Error Mitigation for Deep Quantum Optimization Circuits by Leveraging Problem Symmetries
Ruslan Shaydulin (Argonne Natl. Lab), Alexey Galda (Univ. of Chicago)

Time: 15:45-16:15 Mountain Time (MDT) — UTC-6
Abstract: High error rates and limited fidelity of quantum gates in near-term quantum devices are the central obstacles to successful execution of the Quantum Approximate Optimization Algorithm (QAOA). In this paper we introduce an application-specific approach for mitigating the errors in QAOA evolution by leveraging the symmetries present in the classical objective function to be optimized. Specifically, the QAOA state is projected into the symmetry-restricted subspace, with projection being performed either at the end of the circuit or throughout the evolution. Our approach improves the fidelity of the QAOA state, thereby increasing both the accuracy of the sample estimate of the QAOA objective and the probability of sampling the binary string corresponding to that objective value. We demonstrate the efficacy of the proposed methods on QAOA applied to the MaxCut problem, although our methods are general and apply to any objective function with symmetries, as well as to the generalization of QAOA with alternative mixers. We experimentally verify the proposed methods on an IBM Quantum processor, utilizing up to 5 qubits. When leveraging a global bit-flip symmetry, our approach leads to a 23% average improvement in quantum state fidelity.

Adaptive Job and Resource Management for the Growing Quantum Cloud
Gokul Subramanian, Kaitlin Smith (Univ. of Chicago), Prakash Murali (Princeton Univ.), Fred Chong (Univ. of Chicago)

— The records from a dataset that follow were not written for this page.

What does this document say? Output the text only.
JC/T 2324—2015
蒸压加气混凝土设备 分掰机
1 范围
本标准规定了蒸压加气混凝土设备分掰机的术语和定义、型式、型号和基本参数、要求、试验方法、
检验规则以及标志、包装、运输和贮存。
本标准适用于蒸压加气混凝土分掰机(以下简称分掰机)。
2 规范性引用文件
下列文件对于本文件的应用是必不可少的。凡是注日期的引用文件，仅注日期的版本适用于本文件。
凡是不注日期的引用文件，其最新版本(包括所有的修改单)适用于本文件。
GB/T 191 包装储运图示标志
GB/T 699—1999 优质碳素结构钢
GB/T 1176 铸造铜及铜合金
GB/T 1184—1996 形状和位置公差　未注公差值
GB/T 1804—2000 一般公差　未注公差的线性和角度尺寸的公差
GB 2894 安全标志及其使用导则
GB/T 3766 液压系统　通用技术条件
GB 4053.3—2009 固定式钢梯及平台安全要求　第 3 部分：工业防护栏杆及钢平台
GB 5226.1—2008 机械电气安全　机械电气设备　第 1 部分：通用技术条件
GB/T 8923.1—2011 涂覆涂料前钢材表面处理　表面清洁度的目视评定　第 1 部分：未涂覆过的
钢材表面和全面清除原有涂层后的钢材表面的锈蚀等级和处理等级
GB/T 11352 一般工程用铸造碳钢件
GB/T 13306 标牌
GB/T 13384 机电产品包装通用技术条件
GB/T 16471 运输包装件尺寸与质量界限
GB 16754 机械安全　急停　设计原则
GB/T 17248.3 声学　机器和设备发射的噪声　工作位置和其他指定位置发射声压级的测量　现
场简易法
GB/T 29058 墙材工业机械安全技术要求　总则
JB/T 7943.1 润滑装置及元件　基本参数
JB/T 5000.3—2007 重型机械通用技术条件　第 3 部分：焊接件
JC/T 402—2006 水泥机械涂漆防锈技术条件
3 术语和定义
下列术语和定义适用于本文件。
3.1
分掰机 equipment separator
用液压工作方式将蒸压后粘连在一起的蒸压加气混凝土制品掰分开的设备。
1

Time: 16:15-16:45 Mountain Time (MDT) — UTC-6
Abstract: As the popularity of quantum computing continues to grow, efficient quantum machine access over the cloud is critical to both academic and industry researchers across the globe. And as cloud quantum computing demands increase exponentially, the analysis of resource consumption and execution characteristics are key to efficient management of jobs and resources at both the vendor-end as well as the client-end. While the analysis and optimization of job / resource consumption and management are popular in the classical HPC domain, it is severely lacking for more nascent technology like quantum computing. This paper proposes optimized adaptive job scheduling to the quantum cloud taking note of primary characteristics such as queuing times and fidelity trends across machines, as well as other characteristics such as quality of service guarantees and machine calibration constraints. Key components of the proposal include a) a prediction model which predicts fidelity trends across machine based on compiled circuit features such as circuit depth and different forms of errors, as well as b) queuing time prediction for each machine based on execution time estimations.